Divide into groups, segments, cohorts and count. Again, there may be uncertainties here. For example we can think that the client was brought to us by advertising, and before that he found us in a search, and before the search he was told about the company by a friend. Here it is important to understand – either the unit openly goes to the minus, or to the plus. If there are doubts, it means that some additional calculations are necessary.
Can unit economy be considered a separate direction or a replacement for the standard economy?
No! And this is the main reason for arguments among beginners. Like – “Why do we need your unit economics when we have standard economics and marginal analysis? That’s the thing, the term is only called “unit economics”, but in essence it’s just a calculation method that provides additional information for analysis and decision making. It’s like counting ROI or conversion rates.
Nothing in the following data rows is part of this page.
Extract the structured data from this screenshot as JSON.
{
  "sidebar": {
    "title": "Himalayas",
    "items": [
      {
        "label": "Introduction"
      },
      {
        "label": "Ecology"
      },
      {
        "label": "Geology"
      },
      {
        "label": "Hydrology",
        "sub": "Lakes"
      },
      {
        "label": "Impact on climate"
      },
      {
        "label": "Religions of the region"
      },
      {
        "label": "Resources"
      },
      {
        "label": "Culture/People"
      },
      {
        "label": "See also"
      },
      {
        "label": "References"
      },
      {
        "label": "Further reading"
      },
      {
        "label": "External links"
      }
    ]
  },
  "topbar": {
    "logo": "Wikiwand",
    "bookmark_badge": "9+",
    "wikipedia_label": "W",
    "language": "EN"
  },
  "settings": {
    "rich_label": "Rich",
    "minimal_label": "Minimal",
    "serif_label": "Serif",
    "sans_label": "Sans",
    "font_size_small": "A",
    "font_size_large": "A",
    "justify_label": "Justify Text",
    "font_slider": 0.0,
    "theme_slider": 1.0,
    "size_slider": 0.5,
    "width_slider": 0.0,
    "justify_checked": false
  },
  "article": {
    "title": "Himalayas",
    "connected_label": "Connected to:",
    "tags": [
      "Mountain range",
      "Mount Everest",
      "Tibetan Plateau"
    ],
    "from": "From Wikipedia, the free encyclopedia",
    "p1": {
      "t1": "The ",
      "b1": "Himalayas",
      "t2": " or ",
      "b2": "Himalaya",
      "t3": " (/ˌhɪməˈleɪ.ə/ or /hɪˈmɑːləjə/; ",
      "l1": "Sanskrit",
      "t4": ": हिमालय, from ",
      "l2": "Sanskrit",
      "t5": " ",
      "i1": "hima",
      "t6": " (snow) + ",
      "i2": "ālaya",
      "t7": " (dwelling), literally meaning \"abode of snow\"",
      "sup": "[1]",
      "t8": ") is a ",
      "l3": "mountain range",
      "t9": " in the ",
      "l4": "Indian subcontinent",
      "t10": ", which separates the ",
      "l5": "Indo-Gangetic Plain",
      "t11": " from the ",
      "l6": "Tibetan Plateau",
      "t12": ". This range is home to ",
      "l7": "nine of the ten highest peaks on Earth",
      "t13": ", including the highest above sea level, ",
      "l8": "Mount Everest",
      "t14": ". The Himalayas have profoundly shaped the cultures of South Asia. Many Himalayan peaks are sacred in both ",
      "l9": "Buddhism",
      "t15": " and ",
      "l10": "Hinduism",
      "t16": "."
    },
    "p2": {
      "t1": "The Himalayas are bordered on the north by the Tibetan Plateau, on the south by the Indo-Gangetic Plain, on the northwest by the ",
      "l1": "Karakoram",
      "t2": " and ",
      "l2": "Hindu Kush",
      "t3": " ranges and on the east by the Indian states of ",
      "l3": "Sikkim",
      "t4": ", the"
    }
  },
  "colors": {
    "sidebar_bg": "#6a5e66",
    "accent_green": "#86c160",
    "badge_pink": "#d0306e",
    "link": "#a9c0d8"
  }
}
We’re not saying that calculating ROI means abandoning standard economic calculations, are we? Or that we have to choose between ROI and CTR – both are important to us.
Are unit economics and marginal analysis the same thing?
No, but in the unit-economy calculation method, we consider marginal profits. Excluding fixed costs and as applied to the unit. This is described in the article in the calculations section.
Can there be more than one unit?
Yes. For example, a large retail chain may have a sale and a customer as a unit. However, a large business usually does not calculate all of these in much detail; otherwise, if you divide them into all groups, cohorts, and channels of attraction, you will end up with thousands of reports. They use a number of factors in addition to unit economics to make a decision. But for product managers, startups, and small and medium-sized businesses, when they bring out a new product or want to scale, this is important.
Is it worth using unit economy calculators?
This is where you need to look at whether the calculator takes everything into account for your business? If yes, you can, but if not, the calculations will be inaccurate. A universal calculator may not have an important cost item for you. Or, for example, the calculator is designed for SaaS services, but you sell paintings and it is not suitable for you. It’s more efficient to put all your income and expense data into an Excel spreadsheet and calculate it yourself.
I still have questions – who should I read on the subject of unit economy?
In Runet, Daniil Khanin, Ilya Krasinsky and Andrey Fedorov give detailed accounts on this subject. In the original, you can read or listen to lectures by David Skok.
In spite of the incomprehensible abbreviations and formulas, uniteconomics comes down to simple mathematics. The first thing to do is to figure out if your business needs this method of calculation, and if so, what is the goal? Next, determine what counts as a unit. Then carefully write out what to count as income and expenses per unit. Calculate, analyze, and draw conclusions.